Dalyai: Over the past decade – and particularly since deregulation – utilities have become very cost conscious
with a strong focus on profits and short-term gains. Of course, this pervasive trend has permeated the entire business community as well as many budget-strapped governmental organizations; not just utilities. The result is deteriorating infrastructure, ranging from roads and bridges, to the electric power delivery network.
However, the health and well being of the electric power network is an absolute imperative for an industrialized society, and no industrialized nation can effectively survive in the 21st century without it. In today’s brutally competitive and globalized free market economy, safe, reliable delivery of electric power is not a luxury, but an imperative. Therefore, I think this is one area where there’s a strong argument for the government to encourage and even underwrite corrective action if the private sector is not able to adequately address this critical issue in a timely manner.
EET&D: So can I assume that you feel ARRA funding is going to positively affect the Smart Grid effort?
Dalyai: Yes, I believe that the government led – and partially federally funded – Smart Grid initiative is just what our industry needs to move forward with innovative projects to bring the grid up to 21st century standards. To accomplish this, fully developed, field-tested, ready for deployment DA technology can be further augmented with emerging technologies in IT, communications and software applications that have been developed, tested and standardized.
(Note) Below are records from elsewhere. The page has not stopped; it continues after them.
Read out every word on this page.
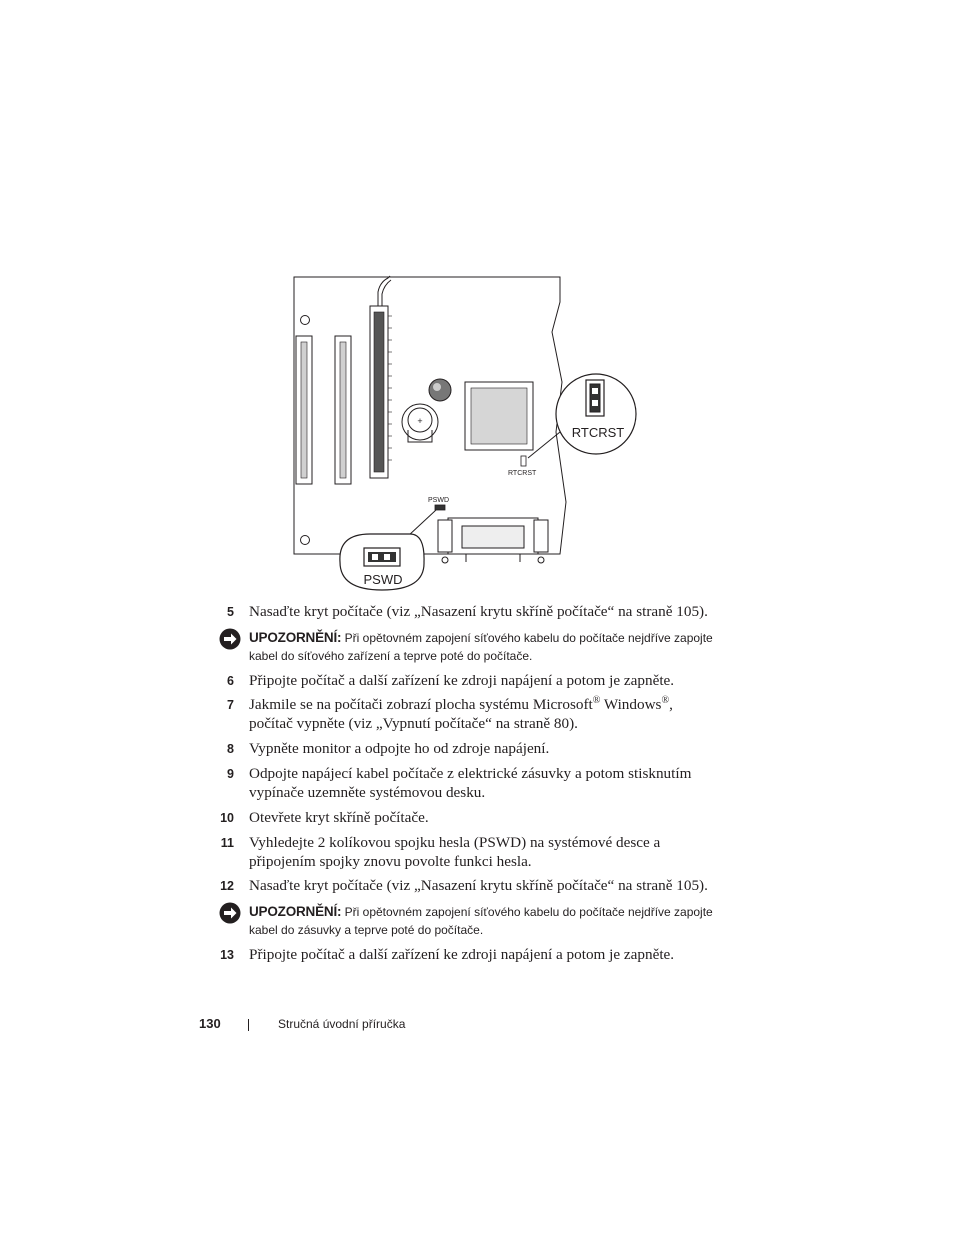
+
RTCRST
RTCRST
PSWD
PSWD
5 Nasaďte kryt počítače (viz „Nasazení krytu skříně počítače“ na straně 105).
UPOZORNĚNÍ: Při opětovném zapojení síťového kabelu do počítače nejdříve zapojte
kabel do síťového zařízení a teprve poté do počítače.
6 Připojte počítač a další zařízení ke zdroji napájení a potom je zapněte.
7 Jakmile se na počítači zobrazí plocha systému Microsoft® Windows®,
počítač vypněte (viz „Vypnutí počítače“ na straně 80).
8 Vypněte monitor a odpojte ho od zdroje napájení.
9 Odpojte napájecí kabel počítače z elektrické zásuvky a potom stisknutím
vypínače uzemněte systémovou desku.
10 Otevřete kryt skříně počítače.
11 Vyhledejte 2 kolíkovou spojku hesla (PSWD) na systémové desce a
připojením spojky znovu povolte funkci hesla.
12 Nasaďte kryt počítače (viz „Nasazení krytu skříně počítače“ na straně 105).
UPOZORNĚNÍ: Při opětovném zapojení síťového kabelu do počítače nejdříve zapojte
kabel do zásuvky a teprve poté do počítače.
13 Připojte počítač a další zařízení ke zdroji napájení a potom je zapněte.
130	Stručná úvodní příručka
However, while the government action may provide an initial impetus, in the longer term, utilities need to be incentivized to continue investing into the modernization of their assets. I believe the vendor community is waiting for this with full readiness and great anticipation.
EET&D: Lately there has been quite a bit of controversy about whether Smart Grid funds targeted to Advanced Metering Infrastructure projects are appropriately placed. In your opinion, should Smart Grid initiatives be driven primarily by utility-centric or customer-centric objectives?
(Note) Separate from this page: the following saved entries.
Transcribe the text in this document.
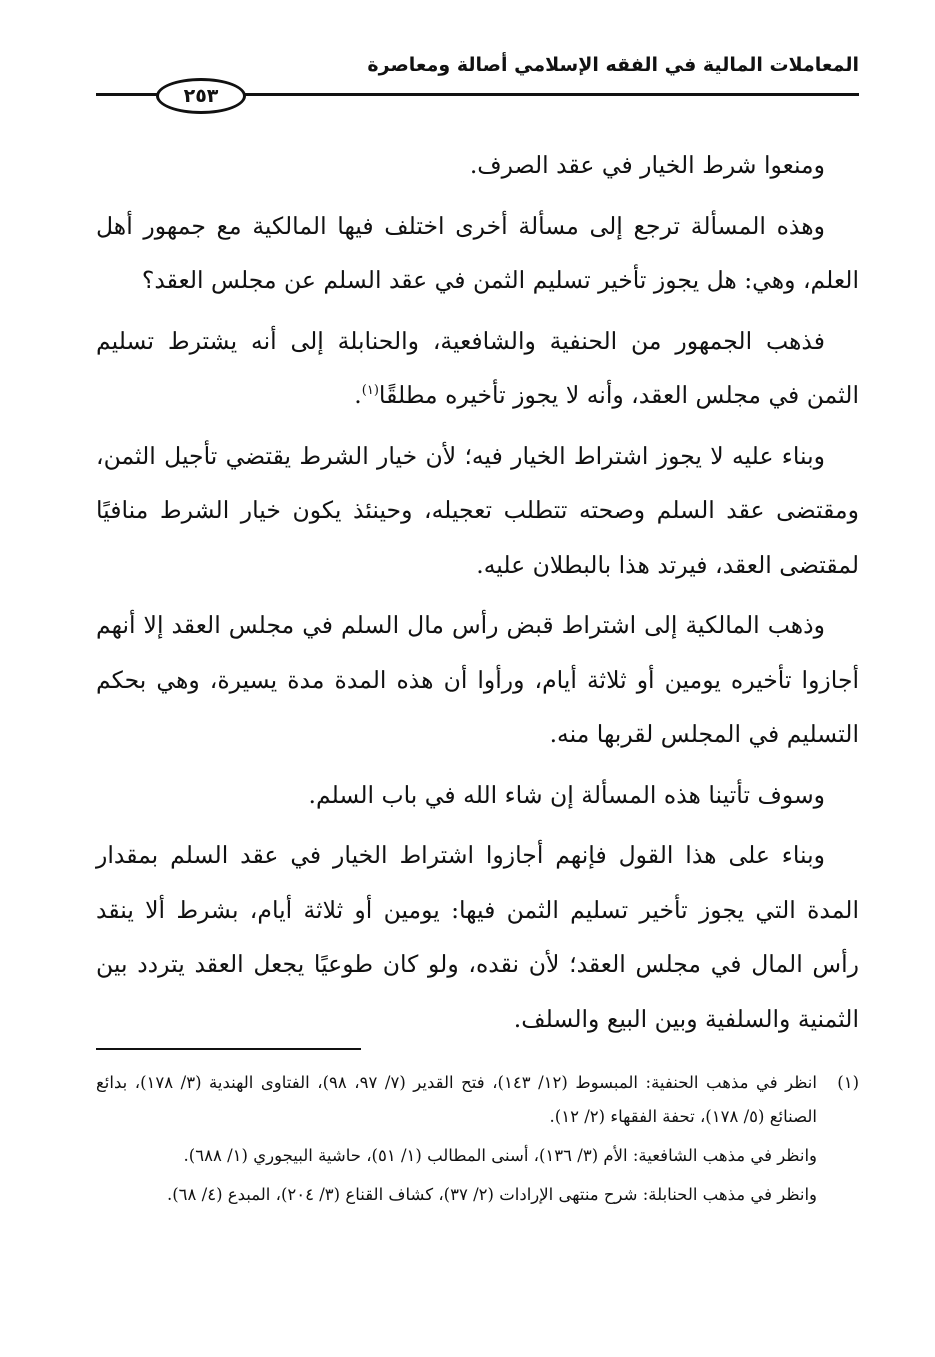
المعاملات المالية في الفقه الإسلامي أصالة ومعاصرة
٢٥٣

ومنعوا شرط الخيار في عقد الصرف.

وهذه المسألة ترجع إلى مسألة أخرى اختلف فيها المالكية مع جمهور أهل العلم، وهي: هل يجوز تأخير تسليم الثمن في عقد السلم عن مجلس العقد؟

فذهب الجمهور من الحنفية والشافعية، والحنابلة إلى أنه يشترط تسليم الثمن في مجلس العقد، وأنه لا يجوز تأخيره مطلقًا$^{(١)}$.

وبناء عليه لا يجوز اشتراط الخيار فيه؛ لأن خيار الشرط يقتضي تأجيل الثمن، ومقتضى عقد السلم وصحته تتطلب تعجيله، وحينئذ يكون خيار الشرط منافيًا لمقتضى العقد، فيرتد هذا بالبطلان عليه.

وذهب المالكية إلى اشتراط قبض رأس مال السلم في مجلس العقد إلا أنهم أجازوا تأخيره يومين أو ثلاثة أيام، ورأوا أن هذه المدة مدة يسيرة، وهي بحكم التسليم في المجلس لقربها منه.

وسوف تأتينا هذه المسألة إن شاء الله في باب السلم.

وبناء على هذا القول فإنهم أجازوا اشتراط الخيار في عقد السلم بمقدار المدة التي يجوز تأخير تسليم الثمن فيها: يومين أو ثلاثة أيام، بشرط ألا ينقد رأس المال في مجلس العقد؛ لأن نقده، ولو كان طوعيًا يجعل العقد يتردد بين الثمنية والسلفية وبين البيع والسلف.

(١)
انظر في مذهب الحنفية: المبسوط (١٢/ ١٤٣)، فتح القدير (٧/ ٩٧، ٩٨)، الفتاوى الهندية (٣/ ١٧٨)، بدائع الصنائع (٥/ ١٧٨)، تحفة الفقهاء (٢/ ١٢).

وانظر في مذهب الشافعية: الأم (٣/ ١٣٦)، أسنى المطالب (١/ ٥١)، حاشية البيجوري (١/ ٦٨٨).

وانظر في مذهب الحنابلة: شرح منتهى الإرادات (٢/ ٣٧)، كشاف القناع (٣/ ٢٠٤)، المبدع (٤/ ٦٨).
Dalyai: To me, that’s almost like asking whether we should build good highways or smart cars. The obvious answer is that we want and need both. However, if funding is available for only one or the other, I would think we would follow the path that’s been taken all across the industrialized world, which is to develop a modern highway network first. In other words, if we don’t address and correct the root causes first we’ll just wind up driving smart cars on inferior roads, so it will be vitally important to address these objectives in the proper order.
EET&D: I suppose one could argue that all initiatives should be customer-centric, at least in the sense that the business case should be based on customer benefits. But when it comes to the targeting of Stimulus funds, should the primary objective be to improve the distribution network or make the customer premises smarter?
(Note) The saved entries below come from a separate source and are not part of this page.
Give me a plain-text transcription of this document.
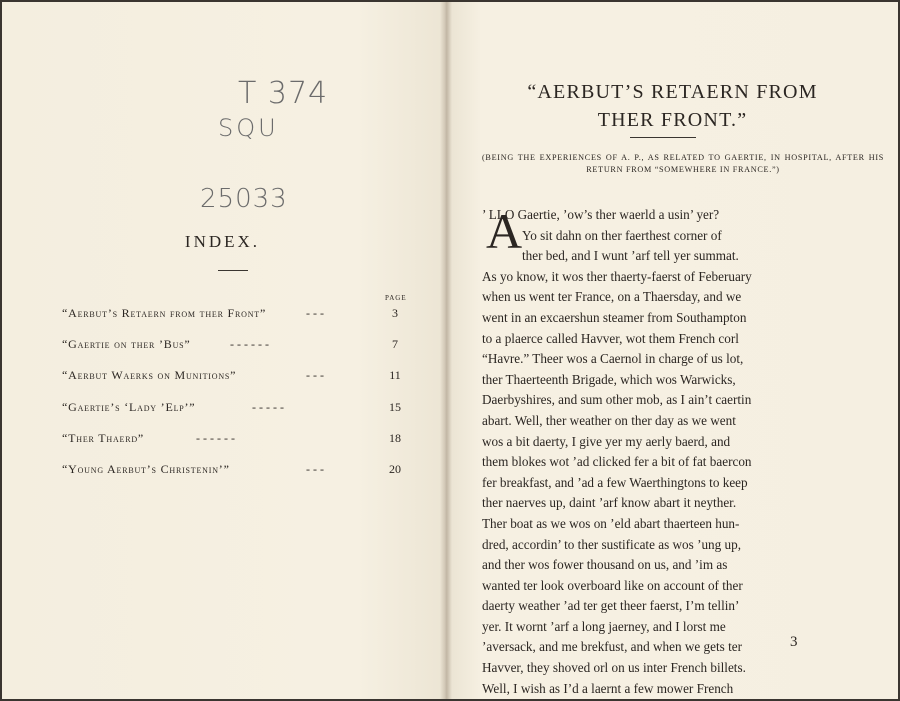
T 374
SQU
25033
INDEX.
PAGE
“Aerbut’s Retaern from ther Front”	- - -	3
“Gaertie on ther ’Bus”	- - - - - -	7
“Aerbut Waerks on Munitions”	- - -	11
“Gaertie’s ‘Lady ’Elp’”	- - - - -	15
“Ther Thaerd”	- - - - - -	18
“Young Aerbut’s Christenin’”	- - -	20
“AERBUT’S RETAERN FROM
THER FRONT.”
(BEING THE EXPERIENCES OF A. P., AS RELATED TO GAERTIE, IN HOSPITAL, AFTER HIS RETURN FROM “SOMEWHERE IN FRANCE.”)
A
’ LLO Gaertie, ’ow’s ther waerld a usin’ yer?
Yo sit dahn on ther faerthest corner of
ther bed, and I wunt ’arf tell yer summat.
As yo know, it wos ther thaerty-faerst of Feberuary
when us went ter France, on a Thaersday, and we
went in an excaershun steamer from Southampton
to a plaerce called Havver, wot them French corl
“Havre.” Theer wos a Caernol in charge of us lot,
ther Thaerteenth Brigade, which wos Warwicks,
Daerbyshires, and sum other mob, as I ain’t caertin
abart. Well, ther weather on ther day as we went
wos a bit daerty, I give yer my aerly baerd, and
them blokes wot ’ad clicked fer a bit of fat baercon
fer breakfast, and ’ad a few Waerthingtons to keep
ther naerves up, daint ’arf know abart it neyther.
Ther boat as we wos on ’eld abart thaerteen hun-
dred, accordin’ to ther sustificate as wos ’ung up,
and ther wos fower thousand on us, and ’im as
wanted ter look overboard like on account of ther
daerty weather ’ad ter get theer faerst, I’m tellin’
yer. It wornt ’arf a long jaerney, and I lorst me
’aversack, and me brekfust, and when we gets ter
Havver, they shoved orl on us inter French billets.
Well, I wish as I’d a laernt a few mower French
3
Dalyai: I think the situation very much parallels the transportation example. The fact is, utilities are in business to serve customers, but if the service is not reliable and affordable, inevitably customers will suffer. Clearly, it will be those same customers that will pay for smart homes, but if outages and inadequate service prevail, smarter homes will not provide the return on investment that those ratepayers are entitled to expect and receive – and in that case, nobody wins.
On balance, I feel that regardless of how the funds are applied, automation will play a central role in the ultimate outcome. Just how fast it will all happen is really the big question mark in my mind – but I’m very sure of one thing: we can’t get started soon enough!